Chroniques

par david verdier

Pollini Perspectives 2
Stockhausen et Beethoven

Lucerne Festival / Kultur und Kongresszentrum, Lucerne
- 4 septembre 2011

Le projet des Pollini Perspectives consiste, rappelons-le, à rapprocher dans un programme unique des partitions venues de plusieurs horizons et plusieurs époques différentes. C'est dans cette confrontation, et dans un contraste qui confine parfois à la conflagration, qu'émergent des lignes de force jusqu'alors inédites. Ce rapprochement efface les limites traditionnelles entre musiques dites « classiques » et « contemporaines » en ne donnant de logique qu'au seul lien esthétique qui les rend toutes deux nécessaires.

Pour le second volet de cette entreprise [lire notre chronique du 17 août 2011, pour ce qui concerne les Perspectives 1], Maurizio Pollini convoque auprès de la figure tutélaire de Beethoven la radicalité sans concession des Klavierstücke de Karlheinz Stockhausen.

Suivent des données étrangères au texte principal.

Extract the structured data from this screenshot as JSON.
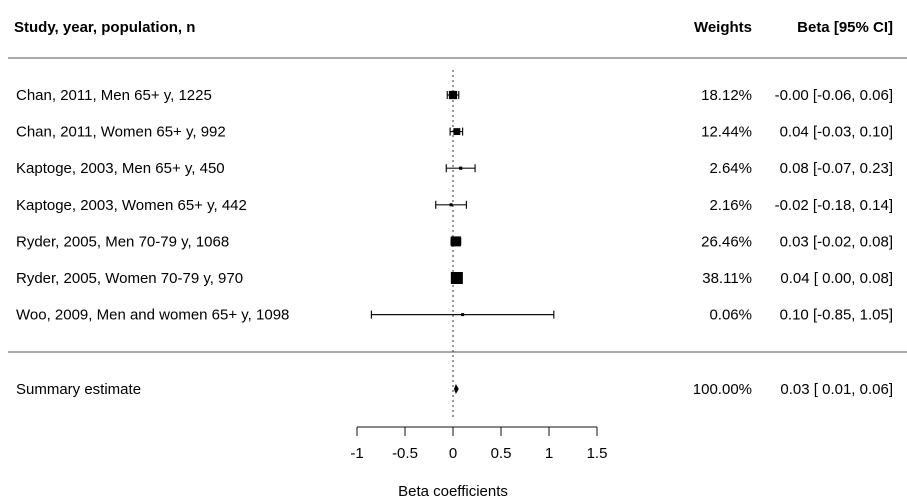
{
  "headers": {
    "study": "Study, year, population, n",
    "weights": "Weights",
    "beta": "Beta [95% CI]"
  },
  "chart_data": {
    "type": "forest",
    "xlabel": "Beta coefficients",
    "xlim": [
      -1,
      1.5
    ],
    "xticks": [
      "-1",
      "-0.5",
      "0",
      "0.5",
      "1",
      "1.5"
    ],
    "reference_line": 0,
    "studies": [
      {
        "label": "Chan, 2011, Men 65+ y, 1225",
        "beta": -0.0,
        "lo": -0.06,
        "hi": 0.06,
        "weight": 18.12,
        "weight_text": "18.12%",
        "ci_text": "-0.00 [-0.06, 0.06]"
      },
      {
        "label": "Chan, 2011, Women 65+ y, 992",
        "beta": 0.04,
        "lo": -0.03,
        "hi": 0.1,
        "weight": 12.44,
        "weight_text": "12.44%",
        "ci_text": "0.04 [-0.03, 0.10]"
      },
      {
        "label": "Kaptoge, 2003, Men 65+ y, 450",
        "beta": 0.08,
        "lo": -0.07,
        "hi": 0.23,
        "weight": 2.64,
        "weight_text": "2.64%",
        "ci_text": "0.08 [-0.07, 0.23]"
      },
      {
        "label": "Kaptoge, 2003, Women 65+ y, 442",
        "beta": -0.02,
        "lo": -0.18,
        "hi": 0.14,
        "weight": 2.16,
        "weight_text": "2.16%",
        "ci_text": "-0.02 [-0.18, 0.14]"
      },
      {
        "label": "Ryder, 2005, Men 70-79 y, 1068",
        "beta": 0.03,
        "lo": -0.02,
        "hi": 0.08,
        "weight": 26.46,
        "weight_text": "26.46%",
        "ci_text": "0.03 [-0.02, 0.08]"
      },
      {
        "label": "Ryder, 2005, Women 70-79 y, 970",
        "beta": 0.04,
        "lo": 0.0,
        "hi": 0.08,
        "weight": 38.11,
        "weight_text": "38.11%",
        "ci_text": "0.04 [ 0.00, 0.08]"
      },
      {
        "label": "Woo, 2009, Men and women 65+ y, 1098",
        "beta": 0.1,
        "lo": -0.85,
        "hi": 1.05,
        "weight": 0.06,
        "weight_text": "0.06%",
        "ci_text": "0.10 [-0.85, 1.05]"
      }
    ],
    "summary": {
      "label": "Summary estimate",
      "beta": 0.03,
      "lo": 0.01,
      "hi": 0.06,
      "weight_text": "100.00%",
      "ci_text": "0.03 [ 0.01, 0.06]"
    }
  }
}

Comme souvent avec cet interprète, on accepte de monter dans un navire à destination inconnue, avec pour seule certitude que le capitaine connait le moindre écueil et nous mènera à bon port. C'est sans doute cette dimension éclairante (mais jamais pédagogique au mauvais sens du terme) qui fait de cette interprétation un modèle de justesse et de sensibilité. Libre à l'auditeur de chercher des correspondances entre les deux parties du programme ou de laisser libre cours à son imagination, saisissant au passage tel ou tel détail dans la structure musicale et se surprenant à écouter ce sérialisme absolu avec les éléments de perception qui siéent d'ordinaire à des œuvres classiques.

Outre l'exploration des possibilités techniques de l'instrument, le Klavierstuck VII poursuit l'investissement de Stockhausen pour révolutionner de l'intérieur la forme sonate classique. La suspension à nu de cette note répétée produit l'effet immédiat et dérangeant d'une perturbation progressive de l'écoute ; comme si le blanc de la page avait progressivement envahi le reste de la partition et laissé surnager ce balancement irrégulier, en quelque sorte. Dans le Klavierstuck IX, Maurizio Pollini déploie un réseau de notes diffractées. La subtilité de l'accentuation de la pédale permet à l'instrument de multiplier en les réverbérant les accords en un jeu de miroir infini. Ici comme jamais, l’interprète trace sa route comme dans le plus familier des nocturnes de Chopin. Le jeu est ultra-contrôlé, clair, précis, concis et très subtil à la fois. La palette dynamique fort large repose sur une objectivité nécessaire, mais sans jamais paraître distante.

La seconde partie maintient le débat dans une hauteur de point de vue que peu de pianiste peuvent atteindre. Le cantabile de l'introduction de la Sonate en fa # majeur Op.78 n°24 « à Thérèse » est à l'image de sa vision de Beethoven : un modèle de cohérence et de concision qui ne sacrifie jamais à l'affèterie ou la facilité. Le contraste rigoureux des timbres dégage les lignes mélodiques de l'ornière du superflu et de la pose romantique. Le poids du phrasé est l'évidence même, d'une rigueur à la limite de l'ascèse et jamais démonstratif. Ces quatre moments beethovéniens sont placés sous le signe de l'introspection de la forme sonate. Situés dans la perspective mnésique des Klavierstücke, ils forment les deux faces d'un tout indissociable. Pollini tire de son instrument tout ce qu'il est techniquement possible d'en extraire, sans rendre palpable les variations agogiques sans lesquelles le jeu deviendrait ennuyeusement gris à vouloir se contenter d'exprimer les seuls signes imprimés. Malgré plusieurs rappels, le public n'aura pas droit au moindre bis – étrange habitude lucernoise quand on pense à la série infinie que l’artiste italien a coutume d'offrir dans d'autres lieux. Le public parisien pourra découvrir ces Pollini Perspectives 1 et 2, en octobre et en février prochain ; seul changement – de taille ! – : l'unique Klavierstück X en lieu et place des VII et IX donnés ici.